Mayor Rahm Emanuel along with other city leadership announced a plan to fully commit to renewable energy by requiring city buildings to only use renewable energy by 2025.
The proposal includes buildings managed by agencies such as Chicago Public Schools, the Park District, Chicago Housing Authority and more. Accomplishing this goal will make Chicago the largest major city in the country to exclusively power public buildings with renewable energy.
“As the Trump administration pulls back on building a clean energy economy, Chicago is doubling down,” Mayor Emanuel said in a statement.
The city, Chicago Public Schools, the Park District, Chicago Housing Authority and City Colleges of Chicago used 1.8 billion kilowatt hours of electricity in 2016. That is equivalent to powering 295,000 homes in Chicago and the same amount of energy created by 300 wind turbines in a year.

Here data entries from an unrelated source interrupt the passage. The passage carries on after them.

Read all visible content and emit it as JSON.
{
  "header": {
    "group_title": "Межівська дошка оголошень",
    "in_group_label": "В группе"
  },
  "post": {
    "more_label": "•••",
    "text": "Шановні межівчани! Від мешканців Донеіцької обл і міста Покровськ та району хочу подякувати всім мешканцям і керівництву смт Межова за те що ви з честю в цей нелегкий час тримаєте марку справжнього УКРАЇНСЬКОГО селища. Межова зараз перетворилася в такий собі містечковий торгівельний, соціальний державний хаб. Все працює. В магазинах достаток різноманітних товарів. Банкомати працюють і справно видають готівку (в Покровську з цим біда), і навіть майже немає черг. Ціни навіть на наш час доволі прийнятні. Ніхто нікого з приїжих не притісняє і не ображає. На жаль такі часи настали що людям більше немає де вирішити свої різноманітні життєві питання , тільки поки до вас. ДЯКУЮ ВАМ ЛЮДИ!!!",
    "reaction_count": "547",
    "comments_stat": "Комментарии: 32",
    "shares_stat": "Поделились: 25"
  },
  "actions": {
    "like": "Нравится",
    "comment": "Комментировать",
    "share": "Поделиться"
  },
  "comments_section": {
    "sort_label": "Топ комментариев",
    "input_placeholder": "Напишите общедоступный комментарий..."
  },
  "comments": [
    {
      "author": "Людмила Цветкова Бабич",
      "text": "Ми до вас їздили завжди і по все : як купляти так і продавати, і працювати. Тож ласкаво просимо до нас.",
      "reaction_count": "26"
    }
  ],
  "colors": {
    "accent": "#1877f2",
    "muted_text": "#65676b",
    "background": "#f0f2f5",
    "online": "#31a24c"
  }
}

The city will meet this goal by acquiring renewable energy credits, utility-supplied renewable energy via Illinois’ Renewable Portfolio Standard and on-site generation.
Shedd Aquarium has already started the process of reducing its energy by 50 percent by 2020 with over 900 solar panels installed on its roof. The aquarium has also switched over to LED lights and installed a 60,000-pound, one-megawatt battery.
Previously, the city eliminated coal from the electricity it buys on an annual basis and a dozen CPS schools have had solar arrays installed. The U.S. Environmental Protection Agency awarded Chicago with the Energy Star Partner of the Year Award, given to organizations that have made significant contributions to protecting the environment.